Gov. Nikki Haley called for South Carolina to remove the Confederate flag from the grounds of its statehouse in the wake of a shooting apparently motivated by white supremacy that killed nine people in Charleston. Now other political leaders are following in her footsteps, trying to get rid of the most visible, official-seeming Confederate symbols in their states.
In one sense, it's taken a long time to get to this point: The Civil War ended 150 years ago. But it can also seem like things have happened fast since Haley's announcement Monday. The NAACP and other groups have fought for decades to get the Confederate flags down. And suddenly, politicians are changing their minds in a matter of minutes.
Alabama has taken down its Confederate flags at the Capitol
Gov. Robert Bentley, a Republican, took down all four Confederate flags on the state Capitol grounds this morning, saying it was "the right thing to do" in part because the flags could become a "distraction." "I have taxes to raise, we have work to do," he told AL.com. "And it was my decision that the flag needed to come down."
The flags were part of the Confederate memorial on the statehouse grounds — a memorial whose cornerstone was laid by Jefferson Davis, the former president of the Confederacy, in 1880.
Prominent Mississippi Republicans are calling for changing the state flag
Mississippi is the only state that has the full Confederate battle flag as part of its state flag design, and some Republicans in the state are saying it's time to change it. Sen. Roger Wicker, a Republican, has joined them, saying the "state flag should be put in a museum and replaced by one that is more unifying to all Mississippians." But he's going to keep the Mississippi state flag outside his Senate office for now, he told Politico. Sen. Thad Cochran said he hopes the state will consider changing the flag.
Mississippi's governor, Phil Bryant, is less enthusiastic. "Mississippians have already had a discussion about the state flag. It was put to a vote, and an overwhelming majority chose to keep the flag. Mississippians have the right to revisit that decision either through their elected representatives in the Legislature or through the initiative process. As governor, I will continue to focus on job creation, education and public safety—priority issues for Mississippians," he said in a statement.
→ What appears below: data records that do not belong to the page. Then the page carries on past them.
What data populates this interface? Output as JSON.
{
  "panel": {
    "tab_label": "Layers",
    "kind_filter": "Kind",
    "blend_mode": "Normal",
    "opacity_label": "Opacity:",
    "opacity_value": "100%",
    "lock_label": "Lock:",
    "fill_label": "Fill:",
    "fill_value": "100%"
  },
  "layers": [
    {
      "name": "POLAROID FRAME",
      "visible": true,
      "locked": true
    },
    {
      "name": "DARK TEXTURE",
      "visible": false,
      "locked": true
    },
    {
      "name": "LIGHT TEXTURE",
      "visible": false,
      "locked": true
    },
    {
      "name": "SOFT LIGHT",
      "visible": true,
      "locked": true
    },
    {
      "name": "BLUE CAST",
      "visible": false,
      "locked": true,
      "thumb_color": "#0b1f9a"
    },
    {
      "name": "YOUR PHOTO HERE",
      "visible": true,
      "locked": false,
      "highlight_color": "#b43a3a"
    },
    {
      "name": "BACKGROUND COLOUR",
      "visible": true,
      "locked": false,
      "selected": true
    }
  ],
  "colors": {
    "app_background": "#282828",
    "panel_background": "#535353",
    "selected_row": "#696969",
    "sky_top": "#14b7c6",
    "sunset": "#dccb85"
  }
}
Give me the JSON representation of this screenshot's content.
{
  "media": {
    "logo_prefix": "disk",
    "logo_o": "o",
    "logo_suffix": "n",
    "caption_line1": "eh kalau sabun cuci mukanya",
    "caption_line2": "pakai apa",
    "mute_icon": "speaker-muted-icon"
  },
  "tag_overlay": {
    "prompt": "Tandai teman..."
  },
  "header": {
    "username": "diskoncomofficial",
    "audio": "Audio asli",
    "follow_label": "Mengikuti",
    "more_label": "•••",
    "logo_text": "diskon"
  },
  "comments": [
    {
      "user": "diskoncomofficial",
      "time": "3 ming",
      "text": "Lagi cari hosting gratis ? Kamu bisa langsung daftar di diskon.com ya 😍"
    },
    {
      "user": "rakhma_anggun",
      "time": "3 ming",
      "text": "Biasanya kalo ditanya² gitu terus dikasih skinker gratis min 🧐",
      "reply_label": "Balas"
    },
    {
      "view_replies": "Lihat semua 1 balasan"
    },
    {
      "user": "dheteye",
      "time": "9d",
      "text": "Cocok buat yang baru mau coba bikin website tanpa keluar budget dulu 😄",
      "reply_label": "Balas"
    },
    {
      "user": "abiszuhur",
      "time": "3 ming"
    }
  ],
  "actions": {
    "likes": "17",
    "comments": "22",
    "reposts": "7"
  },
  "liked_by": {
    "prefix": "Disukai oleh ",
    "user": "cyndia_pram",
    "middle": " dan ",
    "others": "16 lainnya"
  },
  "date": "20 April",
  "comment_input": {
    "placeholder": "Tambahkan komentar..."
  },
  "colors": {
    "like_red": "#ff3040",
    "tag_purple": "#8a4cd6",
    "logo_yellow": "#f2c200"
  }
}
A separate, but related, issue is what to do about the Mississippi flags at the US Capitol. Rep. Bennie Thompson, a Mississippi Democrat, wants a vote on taking down the flag from the tunnel that connects the Capitol to adjoining office buildings.
The latest on how South Carolina lawmakers will vote
Taking down the Confederate flag at South Carolina's Capitol requires a two-thirds majority in both the House and Senate. Right now, 72 percent of Senate members say they'll vote to take it down, according to the Post and Courier's continually updating poll. But just 52 percent of the House have said they're in favor. The rest have said they're not or are dodging inquiries from the Charleston newspaper.
Nine states have Confederate flag license plates — but in at least five, that might not last
Georgia: Gov. Nathan Deal said Tuesday morning that he didn't have a problem with the state's Sons of Confederate Veterans plate featuring the battle flag. Half an hour later, he told the Atlanta Journal-Constitution he'd changed his mind and it was time to redesign the plate so that it no longer features the Confederate flag as a background.
But he doesn't want to get rid of the plates entirely, and he's recently said that he considers the state's flag — inspired by the Confederacy's first official flag — a settled issue.
North Carolina: Gov. Pat McCrory, a Republican, asked the legislature to pass a law getting rid of the Confederate flag on the state's Sons of Confederate Veterans license plates, according to the Associated Press. The House minority leader was game but doesn't think that's enough: "The issue that is killing people in North Carolina is guns, not license plates," Larry Hall, a Democrat, said.
Maryland: Gov. Larry Hogan, a Republican, is "against" the use of the Confederate flag on license plates, but it's not yet clear what he's going to do about it, the Baltimore Sun reports. (Maryland is the only state in this roundup that was never part of the Confederacy in the first place.)
Tennessee: Gov. Bill Haslam, a Republican, says he supports taking the flag off license plates, which will require action from the state legislature.
Virginia: Gov. Terry McAuliffe, a Democrat, was the first to say he wants to get rid of the Confederate flag plates now that a Supreme Court decision allows states to refuse the Sons of Confederate Veterans' designs. He's planning to replace plates already in circulation.
If you're counting, that leaves Confederate flag plates untouched in South Carolina, Mississippi, Alabama, and Louisiana. South Carolina's legislature is focusing on the flag. Louisiana Gov. Bobby Jindal, who announced his presidential run today, suggested he's fine with Louisiana continuing to issue the license plates.